Although Emirati citizens account for a little more than 10% of the 8 million people living in the Gulf state, most residents are made up of Asian, African and Middle Eastern guest workers, as well as Western expatriates living in the country short-term.
The overall population more than doubled over the past decade as the country embarked on a building boom that transformed Dubai, up the coast from Abu Dhabi, into the Arabian Gulf's financial hub and a popular tourist draw.
As the number of foreigners in the UAE has increased, so have the accounts of them violating the UAE's strict indecency code, which limits drinking to bars and nightclubs and bans public displays of affection. A drunken couple was caught having sex on the beach and another allegedly having sex in a taxi. A Pakistani was deported for flipping the middle finger at a motorist, and the courts are filled with cases of foreigners having sex out of wedlock.
Unfortunately, sprawling shopping malls are one of the few places where Emiratis and foreigners come together in their collective effort to escape the intense temperature outside. The cultural clash is hard to ignore, as families of conservatively dressed Emiratis shop and relax in cafes alongside foreign women wearing tank tops, shorts and even transparent gowns over bikinis.
Most malls have policies in place that require "conservative" dress and encourage shoppers to avoid showing shoulders and knees, but few publicize them or enforce them.

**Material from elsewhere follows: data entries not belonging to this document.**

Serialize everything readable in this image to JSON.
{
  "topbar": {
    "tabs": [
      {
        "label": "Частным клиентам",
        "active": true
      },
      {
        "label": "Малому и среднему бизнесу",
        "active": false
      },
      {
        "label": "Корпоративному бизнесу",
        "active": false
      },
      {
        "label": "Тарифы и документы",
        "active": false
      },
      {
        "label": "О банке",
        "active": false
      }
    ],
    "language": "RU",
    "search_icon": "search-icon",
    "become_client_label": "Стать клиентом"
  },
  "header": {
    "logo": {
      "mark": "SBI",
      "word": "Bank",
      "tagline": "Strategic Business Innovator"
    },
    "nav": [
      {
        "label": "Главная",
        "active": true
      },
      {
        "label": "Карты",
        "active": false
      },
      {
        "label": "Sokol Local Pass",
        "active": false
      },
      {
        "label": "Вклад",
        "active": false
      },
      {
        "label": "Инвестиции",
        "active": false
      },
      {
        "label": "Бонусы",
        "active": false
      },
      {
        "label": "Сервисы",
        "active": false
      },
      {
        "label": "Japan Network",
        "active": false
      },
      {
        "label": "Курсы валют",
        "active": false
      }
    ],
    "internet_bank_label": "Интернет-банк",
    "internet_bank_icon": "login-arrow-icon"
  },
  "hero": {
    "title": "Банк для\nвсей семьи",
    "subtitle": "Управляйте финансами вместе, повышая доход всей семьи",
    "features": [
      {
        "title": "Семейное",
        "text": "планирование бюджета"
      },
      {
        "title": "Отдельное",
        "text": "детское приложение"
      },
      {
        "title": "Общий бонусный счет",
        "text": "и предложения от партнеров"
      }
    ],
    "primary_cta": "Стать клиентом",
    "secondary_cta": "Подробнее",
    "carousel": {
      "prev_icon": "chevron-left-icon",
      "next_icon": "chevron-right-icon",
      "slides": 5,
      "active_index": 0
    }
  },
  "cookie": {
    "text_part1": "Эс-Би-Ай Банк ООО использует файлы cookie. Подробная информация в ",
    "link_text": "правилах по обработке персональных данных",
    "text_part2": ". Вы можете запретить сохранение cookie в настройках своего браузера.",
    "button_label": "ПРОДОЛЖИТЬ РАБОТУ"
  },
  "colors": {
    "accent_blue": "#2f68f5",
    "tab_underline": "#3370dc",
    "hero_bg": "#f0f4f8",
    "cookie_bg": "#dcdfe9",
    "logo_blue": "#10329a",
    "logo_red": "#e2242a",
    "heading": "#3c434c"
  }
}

The complaints and advocacy of many Emiratis recently caught the attention of the Federal National Council, which pledged last month to push for stronger measures to enforce the dress codes. That came after the country's culture minister, Abdulrahman al-Owais, supported efforts to emphasize the conservative traditions of the UAE.
Members of a half-elected, half-appointed council have suggested a law could include warnings and fines but not jail time for offenders. But the FNC has no law-making authority, so any decision now rests with the UAE government.

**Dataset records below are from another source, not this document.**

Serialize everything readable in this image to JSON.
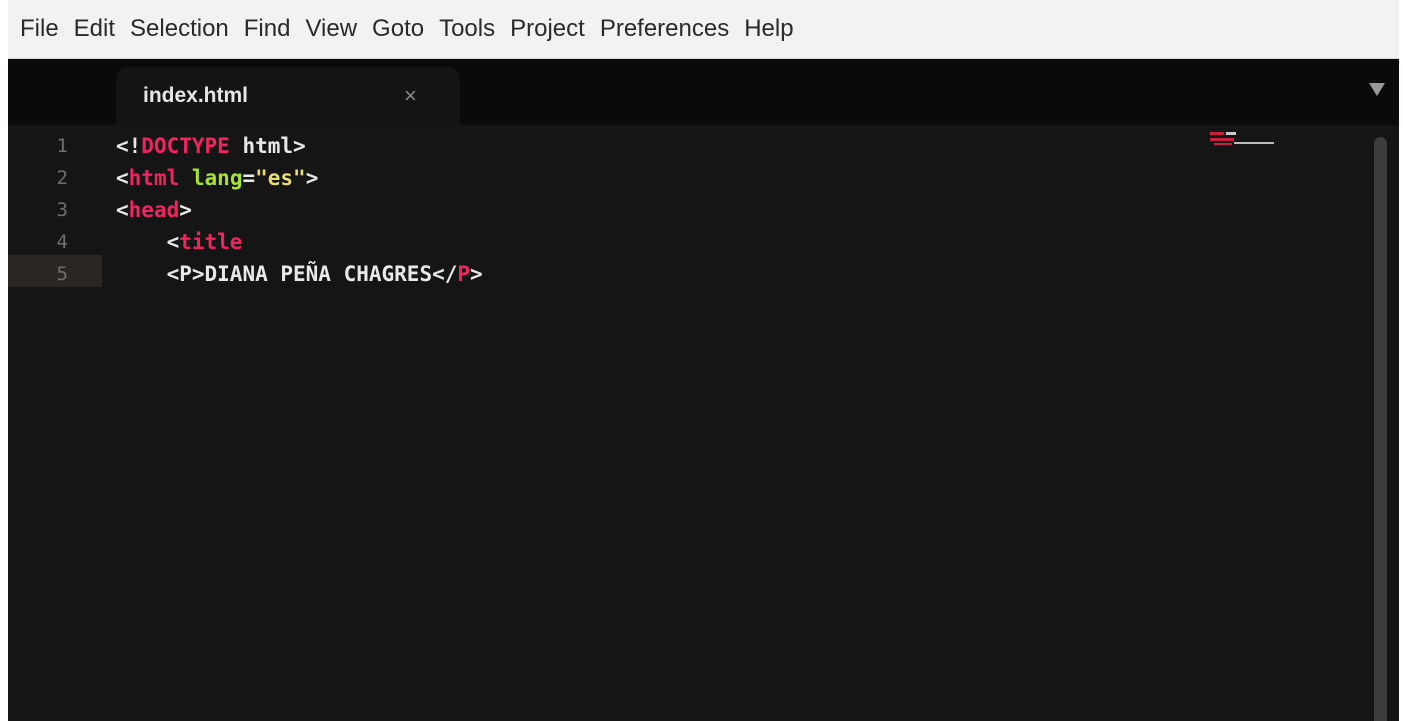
{
  "menubar": {
    "items": [
      "File",
      "Edit",
      "Selection",
      "Find",
      "View",
      "Goto",
      "Tools",
      "Project",
      "Preferences",
      "Help"
    ]
  },
  "tabbar": {
    "active_tab": {
      "title": "index.html",
      "close_glyph": "×"
    },
    "nav_icons": [
      "arrow-left-icon",
      "arrow-right-icon"
    ],
    "dropdown_icon": "triangle-down-icon"
  },
  "editor": {
    "line_numbers": [
      "1",
      "2",
      "3",
      "4",
      "5"
    ],
    "current_line": "5",
    "lines": [
      [
        {
          "t": "<!",
          "c": "punct"
        },
        {
          "t": "DOCTYPE",
          "c": "tag"
        },
        {
          "t": " html>",
          "c": "punct"
        }
      ],
      [
        {
          "t": "<",
          "c": "punct"
        },
        {
          "t": "html",
          "c": "tag"
        },
        {
          "t": " ",
          "c": "punct"
        },
        {
          "t": "lang",
          "c": "attr"
        },
        {
          "t": "=",
          "c": "punct"
        },
        {
          "t": "\"es\"",
          "c": "str"
        },
        {
          "t": ">",
          "c": "punct"
        }
      ],
      [
        {
          "t": "<",
          "c": "punct"
        },
        {
          "t": "head",
          "c": "tag"
        },
        {
          "t": ">",
          "c": "punct"
        }
      ],
      [
        {
          "t": "    <",
          "c": "punct"
        },
        {
          "t": "title",
          "c": "tag"
        }
      ],
      [
        {
          "t": "    <P>",
          "c": "punct"
        },
        {
          "t": "DIANA PEÑA CHAGRES",
          "c": "txt"
        },
        {
          "t": "</",
          "c": "punct"
        },
        {
          "t": "P",
          "c": "tag"
        },
        {
          "t": ">",
          "c": "punct"
        }
      ]
    ]
  },
  "colors": {
    "tag": "#f0245f",
    "attribute": "#a6e22e",
    "string": "#e6db74",
    "text": "#e8e8e8",
    "background": "#151515"
  }
}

COMMENT: The Abu Dhabi police last week issued a booklet on do's and don't's for foreigners that will be available at the Abu Dhabi International Airport and hotels. It advises tourists that public displays of affection, including kissing are considered indecent and that they should wear "modest" clothing.
Yet, many foreigners, some in skimpy summer dresses, others in shorts and T-shirts, defended their right to wear what they want, either because it is fashionable or keeps them cool in the summer heat.
Given increasing Emirati pressure to enforce social mores to dress more conservatively, foreign women need not wear abayas, but should, out of respect for the local culture, avoid dress that is particularly provocative. Otherwise, one day foreigners may learn that abayas ARE required.